舞い上がった体。流れ出る紅い液体。鮮烈な光景が目に焼き付いたままだ。
彼女はジークの死に、かなりの責任を感じていた。そもそも、元凶の設計図を作り出したのは自分たち研究者なのだ。結果的に、ジークはその尻拭いの巻き添えを食って命を落とした。それは紛れもない事実なのだ。
対人兵器の開発にたずさわって人殺しの手助けをするくらいなら、むしろ自分が死んだほうがましだ。他人が死んでいくのは耐えられない。大勢の人々を、いろいろな面で助けていくために自分は研究者の道を選んだのに……。でもどうせ死ぬのなら、ただで死ぬわけにはいかない。
ジャネットは涙に濡れた顔を上げた。

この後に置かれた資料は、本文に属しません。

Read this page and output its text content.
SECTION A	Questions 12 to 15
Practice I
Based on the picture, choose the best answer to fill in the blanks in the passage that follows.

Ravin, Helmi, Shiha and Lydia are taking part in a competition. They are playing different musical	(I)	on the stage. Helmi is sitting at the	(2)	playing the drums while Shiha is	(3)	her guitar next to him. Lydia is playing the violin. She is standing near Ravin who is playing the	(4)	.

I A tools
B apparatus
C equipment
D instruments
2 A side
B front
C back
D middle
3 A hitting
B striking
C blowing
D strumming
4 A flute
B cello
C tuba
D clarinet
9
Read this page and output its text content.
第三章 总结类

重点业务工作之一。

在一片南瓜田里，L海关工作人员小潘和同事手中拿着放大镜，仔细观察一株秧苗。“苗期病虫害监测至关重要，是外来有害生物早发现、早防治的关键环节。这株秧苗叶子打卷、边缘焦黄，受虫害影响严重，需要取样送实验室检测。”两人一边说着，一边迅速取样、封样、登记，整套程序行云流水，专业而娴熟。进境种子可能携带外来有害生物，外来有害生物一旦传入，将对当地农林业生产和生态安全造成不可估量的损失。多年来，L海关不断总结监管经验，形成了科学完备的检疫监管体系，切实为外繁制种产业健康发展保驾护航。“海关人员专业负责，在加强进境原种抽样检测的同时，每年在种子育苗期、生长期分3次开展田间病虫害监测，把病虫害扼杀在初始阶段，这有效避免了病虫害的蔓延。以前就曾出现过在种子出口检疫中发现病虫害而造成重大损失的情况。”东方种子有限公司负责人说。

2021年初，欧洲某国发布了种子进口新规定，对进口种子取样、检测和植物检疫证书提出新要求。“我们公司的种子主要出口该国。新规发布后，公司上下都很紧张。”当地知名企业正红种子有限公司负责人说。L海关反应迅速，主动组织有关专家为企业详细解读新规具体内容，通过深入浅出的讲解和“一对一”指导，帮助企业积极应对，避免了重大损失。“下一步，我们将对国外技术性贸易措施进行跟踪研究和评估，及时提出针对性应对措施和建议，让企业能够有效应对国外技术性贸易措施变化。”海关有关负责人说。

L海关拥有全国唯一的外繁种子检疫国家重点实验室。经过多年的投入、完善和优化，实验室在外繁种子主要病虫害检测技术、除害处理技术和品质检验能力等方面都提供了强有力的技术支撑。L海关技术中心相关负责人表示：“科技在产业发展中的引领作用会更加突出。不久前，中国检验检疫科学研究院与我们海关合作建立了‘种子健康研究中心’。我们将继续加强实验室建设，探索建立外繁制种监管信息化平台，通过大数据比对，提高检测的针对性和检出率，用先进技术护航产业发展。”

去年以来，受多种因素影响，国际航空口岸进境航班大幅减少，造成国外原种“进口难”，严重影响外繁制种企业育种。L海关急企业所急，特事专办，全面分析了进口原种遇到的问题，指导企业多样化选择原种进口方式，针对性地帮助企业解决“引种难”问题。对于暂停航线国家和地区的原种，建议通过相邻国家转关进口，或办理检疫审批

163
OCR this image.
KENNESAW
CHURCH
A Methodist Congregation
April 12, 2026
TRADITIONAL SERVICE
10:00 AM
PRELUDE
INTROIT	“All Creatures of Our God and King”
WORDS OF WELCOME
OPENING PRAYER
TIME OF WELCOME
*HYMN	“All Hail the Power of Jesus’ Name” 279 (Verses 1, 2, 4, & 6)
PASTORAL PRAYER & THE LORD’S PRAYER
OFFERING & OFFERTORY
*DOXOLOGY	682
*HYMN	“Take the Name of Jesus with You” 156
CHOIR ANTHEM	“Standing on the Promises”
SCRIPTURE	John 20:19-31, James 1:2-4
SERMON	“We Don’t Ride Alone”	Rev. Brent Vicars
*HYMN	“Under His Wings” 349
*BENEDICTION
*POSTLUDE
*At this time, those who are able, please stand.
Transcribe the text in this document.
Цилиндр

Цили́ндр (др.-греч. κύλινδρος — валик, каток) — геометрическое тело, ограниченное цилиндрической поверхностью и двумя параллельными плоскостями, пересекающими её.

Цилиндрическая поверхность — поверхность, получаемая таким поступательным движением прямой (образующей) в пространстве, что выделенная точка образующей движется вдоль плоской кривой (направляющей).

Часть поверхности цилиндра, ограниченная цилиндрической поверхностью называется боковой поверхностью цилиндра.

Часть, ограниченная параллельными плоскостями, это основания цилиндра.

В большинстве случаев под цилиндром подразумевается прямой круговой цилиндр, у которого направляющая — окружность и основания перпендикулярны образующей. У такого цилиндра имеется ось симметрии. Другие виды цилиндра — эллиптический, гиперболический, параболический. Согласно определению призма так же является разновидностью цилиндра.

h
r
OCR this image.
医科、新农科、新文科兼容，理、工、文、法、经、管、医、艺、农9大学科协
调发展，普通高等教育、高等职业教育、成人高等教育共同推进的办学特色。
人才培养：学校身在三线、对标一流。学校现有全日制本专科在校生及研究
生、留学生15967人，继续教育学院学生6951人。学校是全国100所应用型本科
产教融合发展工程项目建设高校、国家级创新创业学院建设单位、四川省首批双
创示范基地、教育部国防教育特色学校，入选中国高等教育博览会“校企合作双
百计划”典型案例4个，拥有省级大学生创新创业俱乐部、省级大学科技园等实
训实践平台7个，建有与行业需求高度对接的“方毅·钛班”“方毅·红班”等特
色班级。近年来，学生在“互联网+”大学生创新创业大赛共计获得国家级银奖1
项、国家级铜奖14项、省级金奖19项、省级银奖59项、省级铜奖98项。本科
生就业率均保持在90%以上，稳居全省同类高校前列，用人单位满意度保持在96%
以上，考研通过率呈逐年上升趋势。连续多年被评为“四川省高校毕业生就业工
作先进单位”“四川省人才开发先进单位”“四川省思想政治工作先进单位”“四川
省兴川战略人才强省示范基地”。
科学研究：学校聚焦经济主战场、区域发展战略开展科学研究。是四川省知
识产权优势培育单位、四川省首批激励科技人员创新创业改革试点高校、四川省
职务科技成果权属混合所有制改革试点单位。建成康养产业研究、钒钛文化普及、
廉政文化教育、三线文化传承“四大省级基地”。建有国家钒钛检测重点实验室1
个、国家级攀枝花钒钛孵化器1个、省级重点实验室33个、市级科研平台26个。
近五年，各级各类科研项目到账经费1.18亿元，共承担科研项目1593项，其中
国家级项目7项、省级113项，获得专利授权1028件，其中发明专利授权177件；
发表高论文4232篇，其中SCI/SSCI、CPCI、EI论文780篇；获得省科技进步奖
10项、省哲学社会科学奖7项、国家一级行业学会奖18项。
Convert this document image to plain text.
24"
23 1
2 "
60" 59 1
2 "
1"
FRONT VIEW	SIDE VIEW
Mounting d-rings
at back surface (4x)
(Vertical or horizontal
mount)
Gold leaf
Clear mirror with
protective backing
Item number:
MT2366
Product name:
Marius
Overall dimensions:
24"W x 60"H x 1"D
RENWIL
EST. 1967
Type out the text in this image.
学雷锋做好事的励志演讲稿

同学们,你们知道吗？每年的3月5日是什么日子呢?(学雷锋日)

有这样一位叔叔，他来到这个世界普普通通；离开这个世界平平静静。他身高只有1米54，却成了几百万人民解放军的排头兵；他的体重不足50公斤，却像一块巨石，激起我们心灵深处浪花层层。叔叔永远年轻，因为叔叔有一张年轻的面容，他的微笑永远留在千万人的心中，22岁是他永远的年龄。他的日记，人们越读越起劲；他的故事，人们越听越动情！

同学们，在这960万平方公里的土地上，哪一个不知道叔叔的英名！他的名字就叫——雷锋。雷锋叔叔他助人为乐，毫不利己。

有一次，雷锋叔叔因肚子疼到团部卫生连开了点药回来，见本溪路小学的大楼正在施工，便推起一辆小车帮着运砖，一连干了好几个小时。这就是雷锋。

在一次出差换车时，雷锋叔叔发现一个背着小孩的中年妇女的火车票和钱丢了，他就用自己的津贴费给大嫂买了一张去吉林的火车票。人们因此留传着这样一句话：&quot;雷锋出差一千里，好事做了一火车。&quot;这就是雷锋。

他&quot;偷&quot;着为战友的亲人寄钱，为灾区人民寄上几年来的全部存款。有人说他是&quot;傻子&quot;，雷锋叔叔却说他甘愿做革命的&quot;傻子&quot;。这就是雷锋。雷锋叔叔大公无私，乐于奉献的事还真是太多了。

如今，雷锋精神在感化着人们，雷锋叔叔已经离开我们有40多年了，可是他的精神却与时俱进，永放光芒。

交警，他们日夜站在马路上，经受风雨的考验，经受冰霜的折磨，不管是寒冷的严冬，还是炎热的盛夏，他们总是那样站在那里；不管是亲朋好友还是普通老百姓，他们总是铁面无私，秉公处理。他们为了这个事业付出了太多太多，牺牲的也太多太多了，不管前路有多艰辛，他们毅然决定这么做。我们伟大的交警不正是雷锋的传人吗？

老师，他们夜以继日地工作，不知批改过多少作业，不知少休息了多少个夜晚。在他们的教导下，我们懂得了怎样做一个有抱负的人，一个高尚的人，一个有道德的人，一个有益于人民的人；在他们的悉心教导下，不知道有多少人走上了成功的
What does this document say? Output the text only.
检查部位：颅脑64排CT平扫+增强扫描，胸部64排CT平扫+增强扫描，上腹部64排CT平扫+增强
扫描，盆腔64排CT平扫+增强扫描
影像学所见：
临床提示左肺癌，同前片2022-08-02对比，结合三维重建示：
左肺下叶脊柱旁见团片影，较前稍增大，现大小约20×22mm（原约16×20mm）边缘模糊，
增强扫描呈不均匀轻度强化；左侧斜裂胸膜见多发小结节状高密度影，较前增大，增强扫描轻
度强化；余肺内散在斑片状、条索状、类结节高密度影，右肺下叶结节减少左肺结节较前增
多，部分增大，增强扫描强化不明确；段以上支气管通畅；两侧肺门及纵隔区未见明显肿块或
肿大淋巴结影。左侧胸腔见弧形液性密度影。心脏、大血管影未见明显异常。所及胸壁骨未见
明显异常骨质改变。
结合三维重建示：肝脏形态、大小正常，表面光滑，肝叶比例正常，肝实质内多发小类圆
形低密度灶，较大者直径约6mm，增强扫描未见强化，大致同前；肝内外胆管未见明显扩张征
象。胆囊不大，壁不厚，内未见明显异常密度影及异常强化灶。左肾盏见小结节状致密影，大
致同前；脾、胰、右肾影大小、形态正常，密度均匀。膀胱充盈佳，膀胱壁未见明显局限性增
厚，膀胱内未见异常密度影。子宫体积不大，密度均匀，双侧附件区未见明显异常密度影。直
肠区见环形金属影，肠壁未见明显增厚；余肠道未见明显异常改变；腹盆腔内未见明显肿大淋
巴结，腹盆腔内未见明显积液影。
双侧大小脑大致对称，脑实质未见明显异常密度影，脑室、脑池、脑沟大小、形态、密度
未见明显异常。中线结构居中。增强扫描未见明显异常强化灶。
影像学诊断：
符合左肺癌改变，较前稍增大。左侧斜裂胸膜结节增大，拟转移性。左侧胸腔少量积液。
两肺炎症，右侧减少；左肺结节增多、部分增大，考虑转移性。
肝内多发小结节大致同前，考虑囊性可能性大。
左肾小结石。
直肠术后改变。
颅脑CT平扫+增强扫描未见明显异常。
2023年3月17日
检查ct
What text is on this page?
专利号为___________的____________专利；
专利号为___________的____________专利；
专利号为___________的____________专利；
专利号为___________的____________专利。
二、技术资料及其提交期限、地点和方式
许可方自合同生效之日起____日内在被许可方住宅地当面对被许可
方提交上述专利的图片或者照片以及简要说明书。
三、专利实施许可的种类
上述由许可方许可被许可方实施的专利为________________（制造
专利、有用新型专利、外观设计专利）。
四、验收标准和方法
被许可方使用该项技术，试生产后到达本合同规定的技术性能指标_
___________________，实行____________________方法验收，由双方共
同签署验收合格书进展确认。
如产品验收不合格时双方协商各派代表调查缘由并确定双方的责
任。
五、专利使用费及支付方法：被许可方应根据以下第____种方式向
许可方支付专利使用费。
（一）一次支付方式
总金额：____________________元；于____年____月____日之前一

その瞳には、強い決意と覚悟がにじみ出ていた。
彼女は席を引くと、パソコンの電源を立ち上げた。どうやら、設計図のデータはアルバート自らが持ち歩いているようだ。
大丈夫、方法はまだある。この施設もろともあの設計図をも消してしまえば、この国から脅威は排除される。
部屋に備え付けられたパソコンは、不用心な事に施設のネットワークにつながれていた。まさか施設内部のパソコンからハッキングされるとは思っていなかったのだろう、メインサーバーのファイアウォールに僅かばかりの穴があった。ジャネットは持ち前の知識をフルに活用して、その不備を逃さずに侵入に成功する。
「あまりなめないで欲しいですね。女性は機械に疎いとでも思っているのでしょうか?
私だって、その気になればハッキングくらいやってのけるくらいの知識は持っているのに」
ジャネットの両手が、キーボードの上を踊るように行き来する。みるみるうちに、セーフティーシステムのプログラムが彼女の手によって書き換えられていく。
彼女の考えはこうだ。軍事施設と言うからには、少なからず爆薬等の備品があるはず。それを爆発させるのだ、例の設計図もろともに。もちろん、火が燃え広がるまでにセーフティーシステムが作動して消火されてしまっては元も子もない。故に、それを解除する。
皆さんは、この計画の穴にお気づきだろうか?そう、肝心の発火場所はどうするのか、という問題だ。どうあがいても、遠隔操作で火を起こせるわけがない。一体、ジャネットはどうするのか。
プログラムの変更を終了した彼女はおもむろにパソコンの電源を落とすと、コンセントからプラグを引き抜いた。そして、靴の裏に隠しておいたカッター──もちろん、ジークのアドバイスの物だ──を使ってコードのビニールカバーをはがす。そして、再びプラグをコンセントに差し込む。
むき出しになったコードに、高圧電流が流れる。彼女は上着を脱ぐと、それをビニールカバーをはがした部分に近づけた。
「ふーん、よく考えたものね。可燃性の物質に高圧の電流を流し、発火させる。拍手したいくらいだわ。でも、私としては止めてほしいんだけどね」
聞き覚えのある、どこか安心させる声。ジャネットは上着を放り出し、慌てて後ろを振り向く。
「お疲れ様、ジャネットちゃん。迎えに来たわよ」
「レイさん!」
部屋の真ん中には、優しげな微笑みを浮かべたレイが、胸の前で腕を組んで立っていた。